Tous les témoignages sont bons à prendre mais il appartient d’abord aux acteurs impliqués directement ou indirectement dans le mouvement, aux observateurs attentifs puis aux spécialistes (historiens, politologues, sociologues…) d’établir la véracité des faits, les rôles et les responsabilités des acteurs, individuels et collectifs et d’en extraire les déterminants sociopolitiques et culturels.
De l’autre côté du miroir
Mon propos dans cet article consiste à revenir sur les déclarations ou témoignages de trois personnalités importantes du pouvoir algérien, importantes de par les hautes fonctions officielles  qu’elles assuraient lors de la révolte kabyle de 1980 et de leurs implications dans sa « gestion » et sa répression. Ces trois personnalités peuvent être citées nommément dès lors qu’elles ont écrit et signé  leurs témoignages en conscience et en toute liberté. Il s’agit de Mr Hamid  SIDI SAÏD, Wali de Tizi-Ouzou, Mr Abdelhak BERERHI, Ministre de l’enseignement supérieur et de Mr El Hadi KHEDIRI, Directeur général de la Sûreté nationale.
Ces  déclarations ou témoignages portés exceptionnellement[1] à la connaissance du public par leurs auteurs, sont intéressants à lire, interroger, commenter ou analyser non pas pour ce qu’ils sont susceptibles d’apporter de nouveau en matière d’information ou de divulgation de  secrets (ils ne nous apprennent quasiment rien de ce que nous ne savions déjà) mais par ce qu’ils peuvent signifier politiquement et psychologiquement sur l’état d’esprit des gouvernants et des mécanismes  de gouvernance de la société.
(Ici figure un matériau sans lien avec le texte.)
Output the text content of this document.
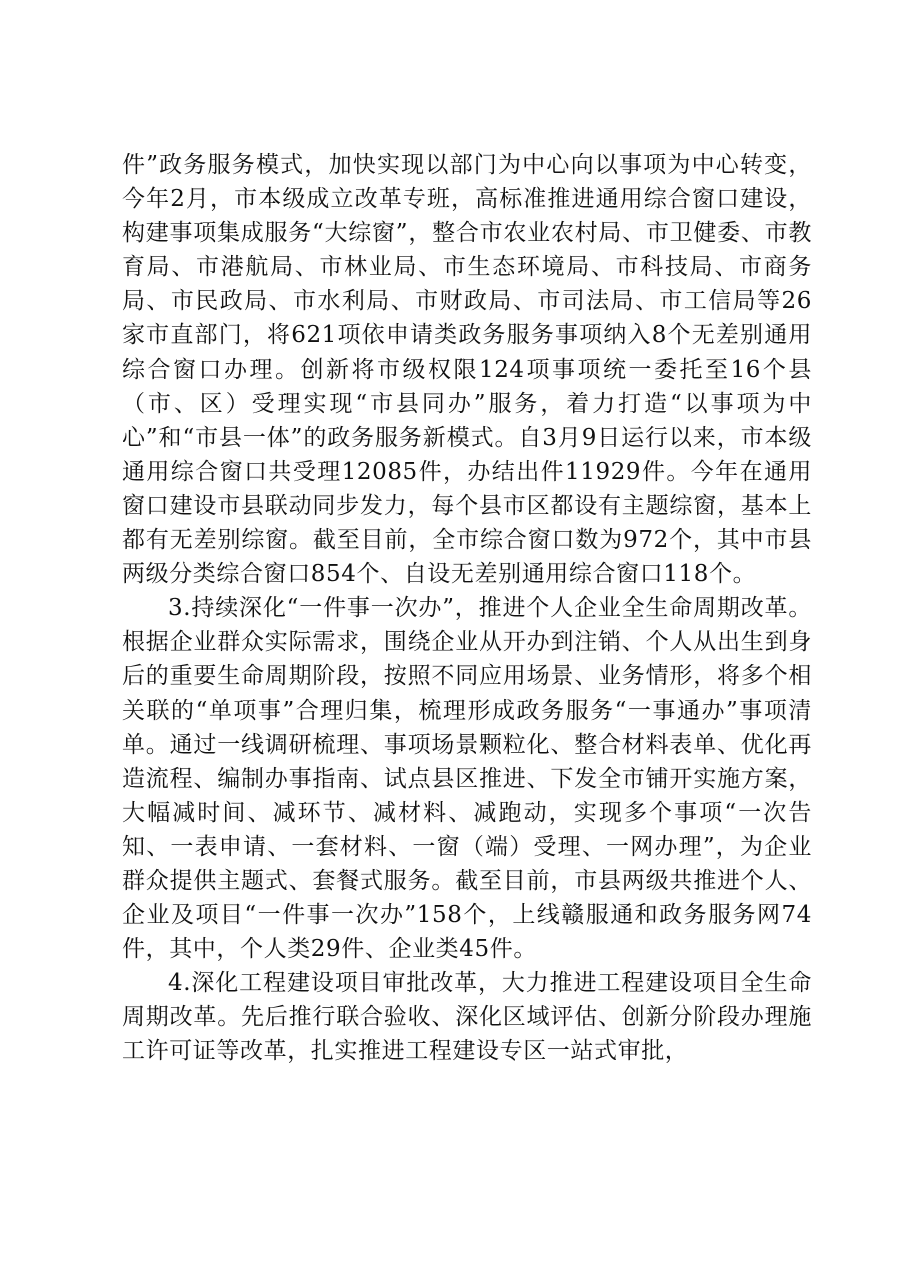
件”政务服务模式，加快实现以部门为中心向以事项为中心转变，今年2月，市本级成立改革专班，高标准推进通用综合窗口建设，构建事项集成服务“大综窗”，整合市农业农村局、市卫健委、市教育局、市港航局、市林业局、市生态环境局、市科技局、市商务局、市民政局、市水利局、市财政局、市司法局、市工信局等26家市直部门，将621项依申请类政务服务事项纳入8个无差别通用综合窗口办理。创新将市级权限124项事项统一委托至16个县（市、区）受理实现“市县同办”服务，着力打造“以事项为中心”和“市县一体”的政务服务新模式。自3月9日运行以来，市本级通用综合窗口共受理12085件，办结出件11929件。今年在通用窗口建设市县联动同步发力，每个县市区都设有主题综窗，基本上都有无差别综窗。截至目前，全市综合窗口数为972个，其中市县两级分类综合窗口854个、自设无差别通用综合窗口118个。

3.持续深化“一件事一次办”，推进个人企业全生命周期改革。根据企业群众实际需求，围绕企业从开办到注销、个人从出生到身后的重要生命周期阶段，按照不同应用场景、业务情形，将多个相关联的“单项事”合理归集，梳理形成政务服务“一事通办”事项清单。通过一线调研梳理、事项场景颗粒化、整合材料表单、优化再造流程、编制办事指南、试点县区推进、下发全市铺开实施方案，大幅减时间、减环节、减材料、减跑动，实现多个事项“一次告知、一表申请、一套材料、一窗（端）受理、一网办理”，为企业群众提供主题式、套餐式服务。截至目前，市县两级共推进个人、企业及项目“一件事一次办”158个，上线赣服通和政务服务网74件，其中，个人类29件、企业类45件。

4.深化工程建设项目审批改革，大力推进工程建设项目全生命周期改革。先后推行联合验收、深化区域评估、创新分阶段办理施工许可证等改革，扎实推进工程建设专区一站式审批，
Dans ce genre d’exercice analytique, la prudence et le recul dans le temps sont d’un bon conseil pour ne pas tomber dans des jugements inappropriés  à l’endroit d’hommes qui ont assuré de hautes responsabilités politiques  dans un système dont ils furent, peut-être, des victimes eux aussi. Les commentaires anachroniques sont souvent source de jugements…inconscients ! Comme partout en régime autoritaire ou despotique, les hommes qui ont servi les pouvoirs, après leur retrait toujours involontaire et parfois leur déchéance, finissent la plupart du temps dans le regret, la déprime ou le déni et surtout dans le silence.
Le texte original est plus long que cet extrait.